Here’s an excerpt from McCloud resident Tina Ramus’ letter (you can read the entire letter here):

Their [ed: Nestle’s] decision to hold a meeting has raised a lot of questions.

Is Nestle so desperate to get a foot in door that they are ignoring the message from the community that this process will take more time?

The water science is underway, but it took five years of concerted effort from the community to get those studies started.

The project description should be base on the science, and right now, not even phase 1 is completed. How could Nestle be so bold as to propose a project without that and other critical information?

McCloud residents need to be cautious about what they hear Nestle saying.

Here, Orting resident Philip Heldrich pens an “Open Letter to McCloud

I live in Orting, Wash., fifteen miles outside Tacoma near Mt. Rainier. Nestle came here after near-by Enumclaw got wise and told Nestle to leave. But our mayor saw only dollar signs, placing her trust in corporate America.

Dave Palais made Nestle sound marvelous, promising 50 jobs and millions in utility and development dollars. We’re a small town (population 6,000) best known for our endangered salmon. The deal seemed too good to be true, and it was.

The Nestle water lease wanting its own private pipeline, consultants said, sought 22.21 percent of our city’s total water rights.

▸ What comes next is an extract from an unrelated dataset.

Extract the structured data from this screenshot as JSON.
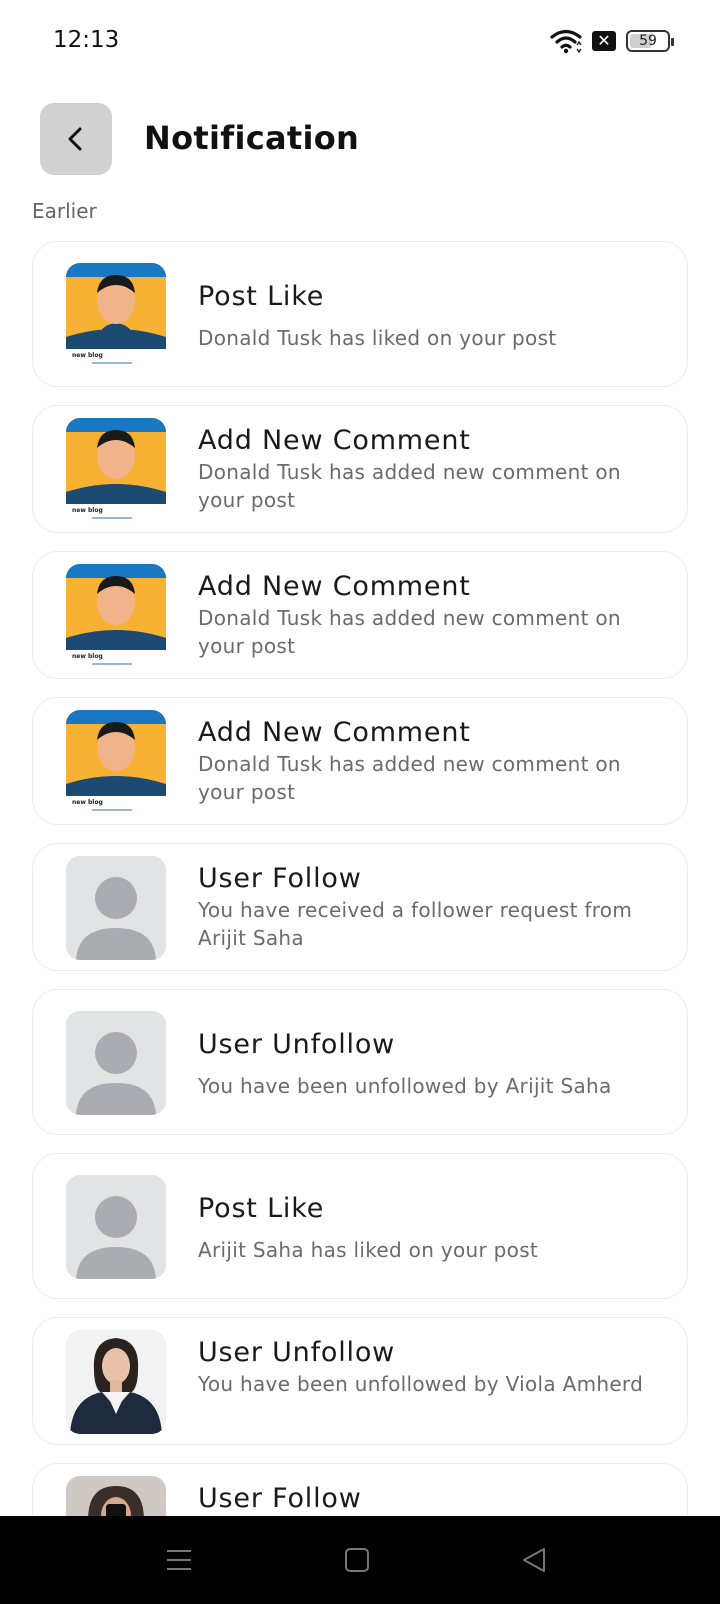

Nestle planned 24/7 trucking adjacent to three schools. There would be air and effluent pollution from plastic bottle production. Nestle planned to use more water in the summer during our yearly May to October drought.

What was our mayor thinking?

Finally, my own letter to the editor hasn’t been published, so I’m including it below in its entirety:

Nestle Doesn’t Understand Our Rural Values, Desire for Local Control

With Nestle conducting another meeting on February 18, I wanted to ask the Swiss-based mutlinational corporation about local control – or why it disappears whenever Nestle’s lawyers appear in small rural towns.

In Fryeburg, Maine, the tiny rural town’s planning commission has repeatedly said “no” to Nestle’s desire to build a 24/7 truck loading station in a residential area, yet in a clear attempt to circumvent Fryeburg’s right to say “no,” Nestle’s lawyers filed a suit and four appeals (the last was just argued at the Maine Supreme Court).

In Mecosta County (MI), Nestle’s pumping damaged a watershed, but Nestle fought to maintain their water extractions even as residents’ watched a wetlands dry up and docks no longer reached the water in an affected lake.

Under threat of an injunction, Nestle finally reduced pumping, then promptly filed suit to end the right of Michigan’s citizens to file lawsuits like those that Nestle lost.

And don’t forget that Nestle did zero environmental study on the impacts of their water mining on the McCloud River (perhaps McCloud’s #1 tourist draw) until it was forced to by citizens.

Finally, at their last (and disastrous) public meeting, Nestle didn’t bother to hire a local firm to facilitate, but instead spent those thousands of dollars on the services of a mega-corporate PR firm that clearly had no clue about our rural values or lifestyle.

Which brings us to the rub; despite the pretense, Nestle’s only a “good corporate neighbor” when they get what they want. When they don’t – as in Fryeburg – their lawyers crawl out of the woodwork and local control of streets, noise, water and economy simply disappear. They don’t care about us, our values, or our lifestyle.

Let’s look elsewhere for an anchor business – one that won’t try to usurp local control.

This meeting could be a turning point in Nestle’s pursuit of the tiny town of McCloud, and with the buildup trending largely anti-Nestle, should prove to be interesting.